MotoGP 2013

— 03.05.2013

Pedrosa sucht nach der Stabilität

Dani Pedrosa will seine Honda für das Kurvengeschlängel in Jerez stabiler abstimmen - Im Rennen könnte der harte Reifen eine Möglichkeit sein



Im Jahr 2008 gewann Dani Pedrosa in der Königsklasse sein Heimrennen in Jerez. Nach den beiden schwierigen Auftaktrennen in Übersee will der Spanier nun an seine starke Leistung der zweiten Saisonhälfte 2012 anknüpfen. Am ersten Trainingstag gab Yamaha-Konkurrent Jorge Lorenzo das Tempo vor, doch Pedrosa lag nur drei Zehntelsekunden zurück. "Ja, ich bin zuversichtlich. Wir müssen aber noch an der Abstimmung arbeiten", will sich der Honda-Werksfahrer weiter steigern. "Es wird ein langes Rennen, weshalb der Rhythmus sehr wichtig ist."

"Es sieht an diesem Wochenende auch danach aus, dass wir den harten Reifen verwenden können, weil das Wetter gut ist. Wenn die Temperaturen im Laufe des Wochenendes steigen, dann wird die Reifenwahl eine große Sache werden." Pedrosa fuhr am Freitag mit der harten und der weichen Mischung von Bridgestone. "Im Moment funktioniert der weiche Reifen besser, aber wenn es wärmer wird, dann könnte die harte Mischung eine Möglichkeit sein."

"Ich glaube, dass es morgen um den Rhythmus und die Reifenwahl geht." Außerdem feilte Pedrosa an der Dämpfung seiner RC213V. "Es war nicht so schlecht, obwohl wir daran noch weiterarbeiten müssen, damit das Motorrad am Kurveneingang und auch am Ausgang stabiler wird. Dadurch könnte ich ein höheres Tempo fahren." Mit Blick auf die Qualifikation schätzt Pedrosa, dass nur eine Mischung in Frage kommen wird: "Der weiche Reifen scheint in den ersten Runden etwas mehr Grip zu bieten. Das kann für die Startaufstellung entscheidend werden."

Jerez ist im Vergleich zu Austin eine kürzere Strecke. Demnach könnte man im 15-minütigen Qualifying mehr Runden fahren. Ändert das die Herangehensweise? "Eigentlich nicht. Wie gesagt, der weiche Reifen bietet guten Grip. Von der ersten Runde an kann man damit pushen. Da es eine kurze Strecke ist, sind die schnellsten CRT-Fahrer nur um eine Sekunde langsamer, denn es gibt keine lange Gerade."

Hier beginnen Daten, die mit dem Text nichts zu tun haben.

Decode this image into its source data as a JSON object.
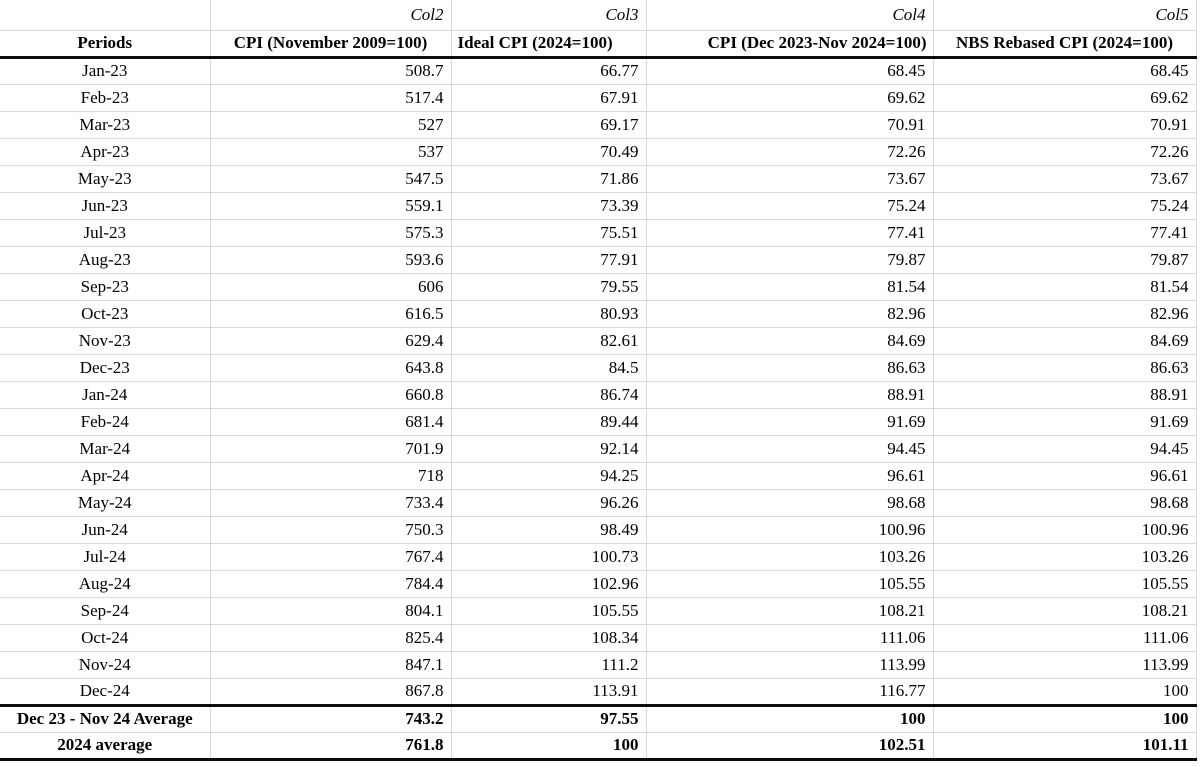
{
  "table": {
    "ref_row": {
      "corner": "",
      "labels": [
        "Col2",
        "Col3",
        "Col4",
        "Col5"
      ]
    },
    "headers": [
      "Periods",
      "CPI (November 2009=100)",
      "Ideal CPI (2024=100)",
      "CPI (Dec 2023-Nov 2024=100)",
      "NBS Rebased CPI (2024=100)"
    ],
    "rows": [
      [
        "Jan-23",
        "508.7",
        "66.77",
        "68.45",
        "68.45"
      ],
      [
        "Feb-23",
        "517.4",
        "67.91",
        "69.62",
        "69.62"
      ],
      [
        "Mar-23",
        "527",
        "69.17",
        "70.91",
        "70.91"
      ],
      [
        "Apr-23",
        "537",
        "70.49",
        "72.26",
        "72.26"
      ],
      [
        "May-23",
        "547.5",
        "71.86",
        "73.67",
        "73.67"
      ],
      [
        "Jun-23",
        "559.1",
        "73.39",
        "75.24",
        "75.24"
      ],
      [
        "Jul-23",
        "575.3",
        "75.51",
        "77.41",
        "77.41"
      ],
      [
        "Aug-23",
        "593.6",
        "77.91",
        "79.87",
        "79.87"
      ],
      [
        "Sep-23",
        "606",
        "79.55",
        "81.54",
        "81.54"
      ],
      [
        "Oct-23",
        "616.5",
        "80.93",
        "82.96",
        "82.96"
      ],
      [
        "Nov-23",
        "629.4",
        "82.61",
        "84.69",
        "84.69"
      ],
      [
        "Dec-23",
        "643.8",
        "84.5",
        "86.63",
        "86.63"
      ],
      [
        "Jan-24",
        "660.8",
        "86.74",
        "88.91",
        "88.91"
      ],
      [
        "Feb-24",
        "681.4",
        "89.44",
        "91.69",
        "91.69"
      ],
      [
        "Mar-24",
        "701.9",
        "92.14",
        "94.45",
        "94.45"
      ],
      [
        "Apr-24",
        "718",
        "94.25",
        "96.61",
        "96.61"
      ],
      [
        "May-24",
        "733.4",
        "96.26",
        "98.68",
        "98.68"
      ],
      [
        "Jun-24",
        "750.3",
        "98.49",
        "100.96",
        "100.96"
      ],
      [
        "Jul-24",
        "767.4",
        "100.73",
        "103.26",
        "103.26"
      ],
      [
        "Aug-24",
        "784.4",
        "102.96",
        "105.55",
        "105.55"
      ],
      [
        "Sep-24",
        "804.1",
        "105.55",
        "108.21",
        "108.21"
      ],
      [
        "Oct-24",
        "825.4",
        "108.34",
        "111.06",
        "111.06"
      ],
      [
        "Nov-24",
        "847.1",
        "111.2",
        "113.99",
        "113.99"
      ],
      [
        "Dec-24",
        "867.8",
        "113.91",
        "116.77",
        "100"
      ]
    ],
    "summary_rows": [
      [
        "Dec 23 - Nov 24 Average",
        "743.2",
        "97.55",
        "100",
        "100"
      ],
      [
        "2024 average",
        "761.8",
        "100",
        "102.51",
        "101.11"
      ]
    ]
  },
  "colors": {
    "grid_line": "#d9d9d9",
    "rule_line": "#0e0e0e",
    "background": "#ffffff",
    "text": "#000000"
  }
}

"Bei der Beschleunigung in den ersten vier Gängen verlieren sie nicht so viel wie auf größeren Strecken. Deshalb können sie um die Startplätze sieben bis zehn mitmischen", schätzt Pedrosa die Situation im Mittelfeld ein. Generell präsentierte sich Pedrosa am Freitag gut und zudem hatte er seinen Honda-Teamkollegen Marc Marquez im Griff. "Ich fühle mich nicht besser, denn ich habe mich schon in Austin wohlgefühlt. Hier ist aber alles vertrauter, weil ich hier schon viele Rennen gefahren bin", hält Pedrosa fest und merkt an: "Natürlich habe ich hier auch mehr Erfahrung."